- lifetime of the cooking hobby (with a "career arc": beginning, development, establishment, maintenance, decline). Early on, there was a focus on learning, later on the focus was on collecting (recipes etc.)
- Subjects (types of cooking e.g. baking, barbecue, Chinese, "that summer I was really into French") The focus here is on classifying, defined as "meaningful clustering of experience".
- Episodes (Doing the cooking!) Hartel identified nine typical steps e.g. planning (which involves searching for recipes) - see the link at the end for her article that gives them all.
I may be misinterpreting, but I think this meant that (for example) someone still in the learning phase who was cooking a French meal would be engaged in slightly different information behaviour to someone who was an experienced cook (e.g. they maybe searching their own recipe collection rather outside sources at the planning stage).

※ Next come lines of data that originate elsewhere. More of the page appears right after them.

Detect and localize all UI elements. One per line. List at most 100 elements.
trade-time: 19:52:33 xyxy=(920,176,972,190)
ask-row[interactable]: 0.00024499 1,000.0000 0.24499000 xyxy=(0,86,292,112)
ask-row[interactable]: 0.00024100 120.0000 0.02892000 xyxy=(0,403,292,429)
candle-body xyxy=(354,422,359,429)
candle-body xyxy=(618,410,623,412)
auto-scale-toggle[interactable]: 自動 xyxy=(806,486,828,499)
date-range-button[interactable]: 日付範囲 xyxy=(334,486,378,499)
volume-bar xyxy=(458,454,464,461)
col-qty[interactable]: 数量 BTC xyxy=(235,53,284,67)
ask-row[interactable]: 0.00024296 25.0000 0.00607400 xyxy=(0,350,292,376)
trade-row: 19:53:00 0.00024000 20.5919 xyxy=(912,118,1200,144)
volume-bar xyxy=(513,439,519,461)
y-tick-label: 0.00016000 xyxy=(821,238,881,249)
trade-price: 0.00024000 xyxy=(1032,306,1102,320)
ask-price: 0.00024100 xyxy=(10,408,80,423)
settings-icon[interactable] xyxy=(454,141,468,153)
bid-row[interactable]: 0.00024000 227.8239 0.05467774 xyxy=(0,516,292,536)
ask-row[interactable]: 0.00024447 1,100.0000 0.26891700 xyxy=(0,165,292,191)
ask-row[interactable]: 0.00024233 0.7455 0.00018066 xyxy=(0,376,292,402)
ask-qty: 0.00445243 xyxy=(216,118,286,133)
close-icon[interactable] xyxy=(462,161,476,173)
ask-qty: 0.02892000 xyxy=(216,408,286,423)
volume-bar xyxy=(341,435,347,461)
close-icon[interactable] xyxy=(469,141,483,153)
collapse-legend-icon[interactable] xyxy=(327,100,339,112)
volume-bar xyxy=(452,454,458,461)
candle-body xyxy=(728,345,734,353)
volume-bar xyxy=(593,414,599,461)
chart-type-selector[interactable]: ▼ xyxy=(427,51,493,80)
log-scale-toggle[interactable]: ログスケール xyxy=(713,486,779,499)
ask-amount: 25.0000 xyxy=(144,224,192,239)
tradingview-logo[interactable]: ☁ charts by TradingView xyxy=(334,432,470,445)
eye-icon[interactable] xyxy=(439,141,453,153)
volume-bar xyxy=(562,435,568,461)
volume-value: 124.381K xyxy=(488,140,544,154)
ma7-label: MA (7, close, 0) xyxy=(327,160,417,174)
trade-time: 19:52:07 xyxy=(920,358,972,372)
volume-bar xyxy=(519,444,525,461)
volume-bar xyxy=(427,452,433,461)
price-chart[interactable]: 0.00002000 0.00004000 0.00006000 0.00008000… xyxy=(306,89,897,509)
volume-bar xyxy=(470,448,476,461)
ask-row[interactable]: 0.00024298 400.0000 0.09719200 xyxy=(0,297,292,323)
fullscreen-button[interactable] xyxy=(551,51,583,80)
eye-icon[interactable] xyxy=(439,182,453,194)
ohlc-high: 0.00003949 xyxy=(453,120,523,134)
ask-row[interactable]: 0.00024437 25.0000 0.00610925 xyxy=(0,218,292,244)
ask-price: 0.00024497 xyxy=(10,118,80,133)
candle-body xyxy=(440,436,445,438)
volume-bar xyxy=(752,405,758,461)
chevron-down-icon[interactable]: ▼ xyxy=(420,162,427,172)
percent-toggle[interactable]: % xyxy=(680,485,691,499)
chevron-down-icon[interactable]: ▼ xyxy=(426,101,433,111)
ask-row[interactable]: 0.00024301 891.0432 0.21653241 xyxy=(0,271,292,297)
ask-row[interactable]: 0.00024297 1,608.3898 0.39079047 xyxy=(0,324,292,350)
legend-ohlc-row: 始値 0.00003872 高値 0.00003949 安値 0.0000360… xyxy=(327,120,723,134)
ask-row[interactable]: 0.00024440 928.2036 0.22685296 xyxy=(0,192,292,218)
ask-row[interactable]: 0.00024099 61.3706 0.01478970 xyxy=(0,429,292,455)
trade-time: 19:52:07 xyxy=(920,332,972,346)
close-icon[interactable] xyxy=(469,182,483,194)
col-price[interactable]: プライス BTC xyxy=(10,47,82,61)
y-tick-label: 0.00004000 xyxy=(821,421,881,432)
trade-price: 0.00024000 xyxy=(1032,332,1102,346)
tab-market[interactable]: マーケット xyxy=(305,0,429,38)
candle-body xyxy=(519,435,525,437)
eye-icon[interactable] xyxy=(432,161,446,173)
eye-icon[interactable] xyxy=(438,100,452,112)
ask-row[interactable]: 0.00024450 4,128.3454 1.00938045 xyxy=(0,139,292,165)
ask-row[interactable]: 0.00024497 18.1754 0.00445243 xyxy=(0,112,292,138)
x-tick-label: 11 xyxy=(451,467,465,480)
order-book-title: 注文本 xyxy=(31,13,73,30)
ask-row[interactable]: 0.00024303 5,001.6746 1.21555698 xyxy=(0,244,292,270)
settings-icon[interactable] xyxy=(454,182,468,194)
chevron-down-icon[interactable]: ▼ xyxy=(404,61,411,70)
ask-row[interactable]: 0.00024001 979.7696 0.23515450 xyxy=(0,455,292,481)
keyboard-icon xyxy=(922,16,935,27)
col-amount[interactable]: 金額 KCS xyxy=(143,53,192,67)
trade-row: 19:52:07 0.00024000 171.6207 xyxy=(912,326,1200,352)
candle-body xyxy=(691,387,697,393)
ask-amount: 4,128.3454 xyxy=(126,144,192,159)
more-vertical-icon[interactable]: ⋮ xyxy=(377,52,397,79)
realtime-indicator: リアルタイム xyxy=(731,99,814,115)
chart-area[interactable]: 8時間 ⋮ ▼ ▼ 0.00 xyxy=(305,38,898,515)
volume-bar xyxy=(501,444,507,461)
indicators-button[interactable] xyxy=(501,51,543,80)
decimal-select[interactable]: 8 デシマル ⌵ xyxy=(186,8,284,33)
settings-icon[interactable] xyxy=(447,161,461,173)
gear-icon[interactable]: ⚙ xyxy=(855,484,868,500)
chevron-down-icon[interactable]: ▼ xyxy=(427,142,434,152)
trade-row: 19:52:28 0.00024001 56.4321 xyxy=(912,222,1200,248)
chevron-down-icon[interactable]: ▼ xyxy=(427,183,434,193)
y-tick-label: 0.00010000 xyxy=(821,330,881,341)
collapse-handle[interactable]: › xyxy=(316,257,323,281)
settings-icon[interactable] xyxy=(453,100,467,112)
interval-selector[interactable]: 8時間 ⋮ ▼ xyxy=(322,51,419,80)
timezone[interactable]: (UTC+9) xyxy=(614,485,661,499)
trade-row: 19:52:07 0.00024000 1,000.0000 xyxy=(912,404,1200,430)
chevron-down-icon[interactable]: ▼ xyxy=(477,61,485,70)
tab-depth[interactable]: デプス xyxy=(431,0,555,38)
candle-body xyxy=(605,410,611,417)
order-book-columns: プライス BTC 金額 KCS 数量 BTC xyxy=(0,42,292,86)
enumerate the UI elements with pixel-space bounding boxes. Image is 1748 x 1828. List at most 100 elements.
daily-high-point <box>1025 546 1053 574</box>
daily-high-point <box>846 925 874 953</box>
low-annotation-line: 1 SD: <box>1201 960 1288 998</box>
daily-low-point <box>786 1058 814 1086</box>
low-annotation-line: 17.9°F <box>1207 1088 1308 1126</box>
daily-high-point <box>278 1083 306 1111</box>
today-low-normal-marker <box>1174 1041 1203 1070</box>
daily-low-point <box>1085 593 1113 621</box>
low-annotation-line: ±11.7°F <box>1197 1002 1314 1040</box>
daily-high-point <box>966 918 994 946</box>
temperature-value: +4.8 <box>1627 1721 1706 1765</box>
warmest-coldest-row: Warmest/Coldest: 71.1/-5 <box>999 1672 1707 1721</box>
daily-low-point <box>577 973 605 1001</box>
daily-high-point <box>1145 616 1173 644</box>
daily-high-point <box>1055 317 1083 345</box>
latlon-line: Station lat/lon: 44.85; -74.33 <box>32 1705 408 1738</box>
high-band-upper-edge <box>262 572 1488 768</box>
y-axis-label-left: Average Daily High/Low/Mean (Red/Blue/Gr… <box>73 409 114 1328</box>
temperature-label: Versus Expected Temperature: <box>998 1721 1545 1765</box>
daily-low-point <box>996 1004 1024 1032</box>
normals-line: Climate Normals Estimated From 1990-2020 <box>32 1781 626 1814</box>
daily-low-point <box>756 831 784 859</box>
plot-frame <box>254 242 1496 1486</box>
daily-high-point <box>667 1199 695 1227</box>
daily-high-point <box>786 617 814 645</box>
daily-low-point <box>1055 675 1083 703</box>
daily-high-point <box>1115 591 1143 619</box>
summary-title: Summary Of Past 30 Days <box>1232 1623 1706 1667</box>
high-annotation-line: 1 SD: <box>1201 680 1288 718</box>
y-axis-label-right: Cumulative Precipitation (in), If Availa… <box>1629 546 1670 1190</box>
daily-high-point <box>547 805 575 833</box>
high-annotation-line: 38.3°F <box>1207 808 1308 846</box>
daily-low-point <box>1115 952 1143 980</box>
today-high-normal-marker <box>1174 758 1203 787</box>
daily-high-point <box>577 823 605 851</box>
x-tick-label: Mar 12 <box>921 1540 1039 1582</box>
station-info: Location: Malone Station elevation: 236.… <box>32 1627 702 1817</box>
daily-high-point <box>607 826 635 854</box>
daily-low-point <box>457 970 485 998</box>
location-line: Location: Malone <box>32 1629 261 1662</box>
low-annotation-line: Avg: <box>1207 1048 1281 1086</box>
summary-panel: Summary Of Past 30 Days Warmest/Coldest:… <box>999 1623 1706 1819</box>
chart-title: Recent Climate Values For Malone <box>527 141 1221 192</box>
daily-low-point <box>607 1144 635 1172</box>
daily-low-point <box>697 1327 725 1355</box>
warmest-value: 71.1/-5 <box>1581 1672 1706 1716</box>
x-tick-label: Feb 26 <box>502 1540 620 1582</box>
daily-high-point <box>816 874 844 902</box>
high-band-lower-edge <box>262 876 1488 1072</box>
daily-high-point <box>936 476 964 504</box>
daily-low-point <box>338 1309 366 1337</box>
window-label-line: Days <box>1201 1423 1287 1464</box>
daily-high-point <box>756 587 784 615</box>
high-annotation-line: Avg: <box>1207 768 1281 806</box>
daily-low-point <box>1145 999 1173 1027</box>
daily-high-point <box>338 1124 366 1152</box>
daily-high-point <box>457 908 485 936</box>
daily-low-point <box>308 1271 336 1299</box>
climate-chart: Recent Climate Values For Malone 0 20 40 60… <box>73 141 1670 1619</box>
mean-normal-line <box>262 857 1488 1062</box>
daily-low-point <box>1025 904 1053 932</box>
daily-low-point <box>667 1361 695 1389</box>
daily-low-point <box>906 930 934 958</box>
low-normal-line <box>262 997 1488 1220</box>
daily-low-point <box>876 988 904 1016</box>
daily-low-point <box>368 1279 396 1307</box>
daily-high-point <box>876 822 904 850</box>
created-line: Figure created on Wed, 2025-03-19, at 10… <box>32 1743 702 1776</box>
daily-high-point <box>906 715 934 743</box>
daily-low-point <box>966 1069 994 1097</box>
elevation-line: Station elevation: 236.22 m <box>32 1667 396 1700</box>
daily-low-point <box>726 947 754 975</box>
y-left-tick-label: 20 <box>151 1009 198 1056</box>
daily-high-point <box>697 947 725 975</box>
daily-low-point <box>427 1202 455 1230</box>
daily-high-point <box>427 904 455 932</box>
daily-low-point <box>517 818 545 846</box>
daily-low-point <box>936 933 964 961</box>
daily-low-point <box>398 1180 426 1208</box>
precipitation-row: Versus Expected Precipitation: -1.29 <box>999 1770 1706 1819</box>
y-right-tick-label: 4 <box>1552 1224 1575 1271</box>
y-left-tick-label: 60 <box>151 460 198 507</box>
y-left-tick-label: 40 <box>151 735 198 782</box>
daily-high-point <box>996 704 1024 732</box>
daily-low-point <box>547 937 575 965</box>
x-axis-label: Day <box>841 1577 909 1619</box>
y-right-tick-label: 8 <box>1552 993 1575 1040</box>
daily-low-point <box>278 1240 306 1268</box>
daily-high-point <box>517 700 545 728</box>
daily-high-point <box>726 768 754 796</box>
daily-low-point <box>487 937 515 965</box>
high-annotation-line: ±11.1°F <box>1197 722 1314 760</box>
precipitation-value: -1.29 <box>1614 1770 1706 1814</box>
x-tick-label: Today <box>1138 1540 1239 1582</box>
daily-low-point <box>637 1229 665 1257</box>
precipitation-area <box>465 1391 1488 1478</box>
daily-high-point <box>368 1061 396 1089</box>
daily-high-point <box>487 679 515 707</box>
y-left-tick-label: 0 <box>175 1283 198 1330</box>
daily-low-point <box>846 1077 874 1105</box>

This was a very interesting talk from a research perspective, but also in practical terms I think it could give more purpose to information literacy initaitives in public libraries who were thinking about targetting people interested in cookery (e.g. concentration on finding new recipes vs. organising all the recipes you've collected on scraps of paper, books and bookmarks).
There is an article about her research:
Hartel, J. (2006) "Information activities and resources in an episode of gourmet cooking" Information Research, 12(1). http://informationr.net/ir/12-1/paper282.html
One article that Hartel mentioned in particular was:
Savolainen, R. (2006) Time as a context of information. Library and Information Science Research, 28 (1) 110-127.